Facebook lead ads are an interesting alternative to standard ads (which drop you on a landing page) because they keep the user in Facebook and auto-populate info fields with data from their Facebook account. This decreases friction to a minimum. Users don’t need to do manual busywork to fill out your form. And the easier it is for a user to convert, the more conversions you’ll get.
On the flip side, cheap leads aren’t always the best leads. You’ll see more conversions when forms are easy to fill in with a couple of clicks. But lead quality tends to be lower too since it takes less motivation to convert.
You can learn more about maximizing your Facebook ad spend with this helpful guide by HubSpot. Don’t forget to look into opportunities beyond traditional Facebook ads, too. Instagram is a big up-and-comer within the company’s platform, for example, with a 220% increase in year-on-year ad spend in 2018.
Lead Generation Through Digital Ads
When it comes to digital ad spend, the most popular display ad types are banners, native ads, and social media ads. The two most common ways to encounter these ads online are through:
- Pay-Per-Click Ads: Search engines like Google, Bing, and Yahoo all serve paid ads as “sponsored results” on top of or beside organic search results. Google drives 95% of all paid search ad clicks on mobile, so it’s clearly the heavyweight in the conversation. Since PPC ads are highly targeted (the user has demonstrated intent with their search term), they’re a great way to reach a warm audience. The average CPA in Google AdWords (for any industry) was $2.32 on the search network and only $0.58 on the display network. You pay per user that clicks the ad, and your landing page takes it from there.

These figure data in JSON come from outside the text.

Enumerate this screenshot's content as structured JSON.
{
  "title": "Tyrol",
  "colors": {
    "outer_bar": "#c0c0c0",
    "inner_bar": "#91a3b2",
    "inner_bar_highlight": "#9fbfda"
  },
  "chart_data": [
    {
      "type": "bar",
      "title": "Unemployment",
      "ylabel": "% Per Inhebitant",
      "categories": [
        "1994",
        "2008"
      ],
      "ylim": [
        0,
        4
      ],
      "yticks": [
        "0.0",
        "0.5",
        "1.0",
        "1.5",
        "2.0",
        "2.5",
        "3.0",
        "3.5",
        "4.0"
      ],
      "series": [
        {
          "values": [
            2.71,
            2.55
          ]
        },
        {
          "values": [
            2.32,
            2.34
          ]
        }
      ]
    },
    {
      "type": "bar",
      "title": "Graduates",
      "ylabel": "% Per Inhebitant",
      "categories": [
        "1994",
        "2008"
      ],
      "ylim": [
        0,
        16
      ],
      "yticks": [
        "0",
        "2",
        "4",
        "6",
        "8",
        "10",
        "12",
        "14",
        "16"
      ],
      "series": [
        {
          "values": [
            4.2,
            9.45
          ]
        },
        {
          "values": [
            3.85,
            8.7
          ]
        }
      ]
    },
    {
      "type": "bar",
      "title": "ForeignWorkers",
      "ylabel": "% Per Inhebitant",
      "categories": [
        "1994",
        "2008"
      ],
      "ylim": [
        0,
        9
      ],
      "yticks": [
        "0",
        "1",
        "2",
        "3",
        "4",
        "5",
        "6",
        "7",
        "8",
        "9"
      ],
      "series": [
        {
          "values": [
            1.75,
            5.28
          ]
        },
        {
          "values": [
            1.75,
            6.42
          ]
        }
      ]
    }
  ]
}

- Display Ads: These ads can be highly targeted to different demographics or user actions. They’ll appear on websites, apps, and social media sites through banners or other ad formats. You can also use re-targeted ads to cookie a lead that views the site and have your ad start appearing on other sites they visit.
The way the ad looks (and its placement on the page) have a tremendous impact on the number of conversions you’ll get. Small Business Trends reports that 53% of users say they’re more likely to look at a native ad than a banner ad. Native mobile ads also deliver 6x more conversions than traditional banner ads. With that in mind, you’ll want to consider ways to make your ads match the form and function of the hosting site.
Test, Optimize, Profit
Making adjustments is going to be necessary. You don’t want to go big on the initial ad spend only to look back six months later and learn that you didn’t generate nearly enough leads to justify the cost.

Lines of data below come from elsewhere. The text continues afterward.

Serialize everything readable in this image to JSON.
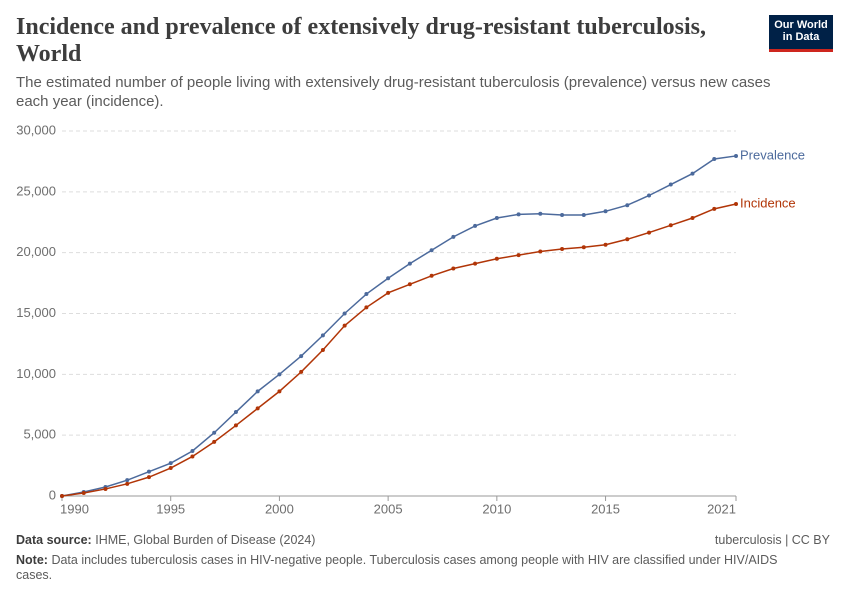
{
  "chart_data": {
    "type": "line",
    "title": "Incidence and prevalence of extensively drug-resistant tuberculosis, World",
    "subtitle": "The estimated number of people living with extensively drug-resistant tuberculosis (prevalence) versus new cases each year (incidence).",
    "logo": [
      "Our World",
      "in Data"
    ],
    "source_label": "Data source:",
    "source": "IHME, Global Burden of Disease (2024)",
    "license": "tuberculosis | CC BY",
    "note_label": "Note:",
    "note": "Data includes tuberculosis cases in HIV-negative people. Tuberculosis cases among people with HIV are classified under HIV/AIDS cases.",
    "x": [
      1990,
      1991,
      1992,
      1993,
      1994,
      1995,
      1996,
      1997,
      1998,
      1999,
      2000,
      2001,
      2002,
      2003,
      2004,
      2005,
      2006,
      2007,
      2008,
      2009,
      2010,
      2011,
      2012,
      2013,
      2014,
      2015,
      2016,
      2017,
      2018,
      2019,
      2020,
      2021
    ],
    "series": [
      {
        "name": "Prevalence",
        "color": "#4c6a9c",
        "values": [
          0,
          330,
          740,
          1300,
          2000,
          2700,
          3700,
          5200,
          6900,
          8600,
          10000,
          11500,
          13200,
          15000,
          16600,
          17900,
          19100,
          20200,
          21300,
          22200,
          22850,
          23150,
          23200,
          23100,
          23100,
          23400,
          23900,
          24700,
          25600,
          26500,
          27700,
          27950
        ]
      },
      {
        "name": "Incidence",
        "color": "#b13507",
        "values": [
          0,
          250,
          580,
          1000,
          1550,
          2300,
          3250,
          4450,
          5800,
          7200,
          8600,
          10200,
          12000,
          14000,
          15500,
          16700,
          17400,
          18100,
          18700,
          19100,
          19500,
          19800,
          20100,
          20300,
          20450,
          20650,
          21100,
          21650,
          22250,
          22850,
          23600,
          24000
        ]
      }
    ],
    "xlim": [
      1990,
      2021
    ],
    "xticks": [
      1990,
      1995,
      2000,
      2005,
      2010,
      2015,
      2021
    ],
    "ylim": [
      0,
      30000
    ],
    "yticks": [
      0,
      {
        "value": 5000,
        "label": "5,000"
      },
      {
        "value": 10000,
        "label": "10,000"
      },
      {
        "value": 15000,
        "label": "15,000"
      },
      {
        "value": 20000,
        "label": "20,000"
      },
      {
        "value": 25000,
        "label": "25,000"
      },
      {
        "value": 30000,
        "label": "30,000"
      }
    ],
    "grid": true
  }
}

Start with a limited ad spend budget and try out channels and strategies on real audiences to see what resonates best. The most significant advantage of today’s digital advertising environment is that analytics are easier to gather, calculate, and track automatically than ever. You’ll know you’ve got it right when your ROAS hits a positive ratio, and your business is growing with every dollar of ad spend.
Organic search is cheap, but 66% of buyer-intent keywords are paid clicks. There’s real value in promoted content. In time, data-driven digital ad spend will prove its worth as a supplement to your total lead generation strategy.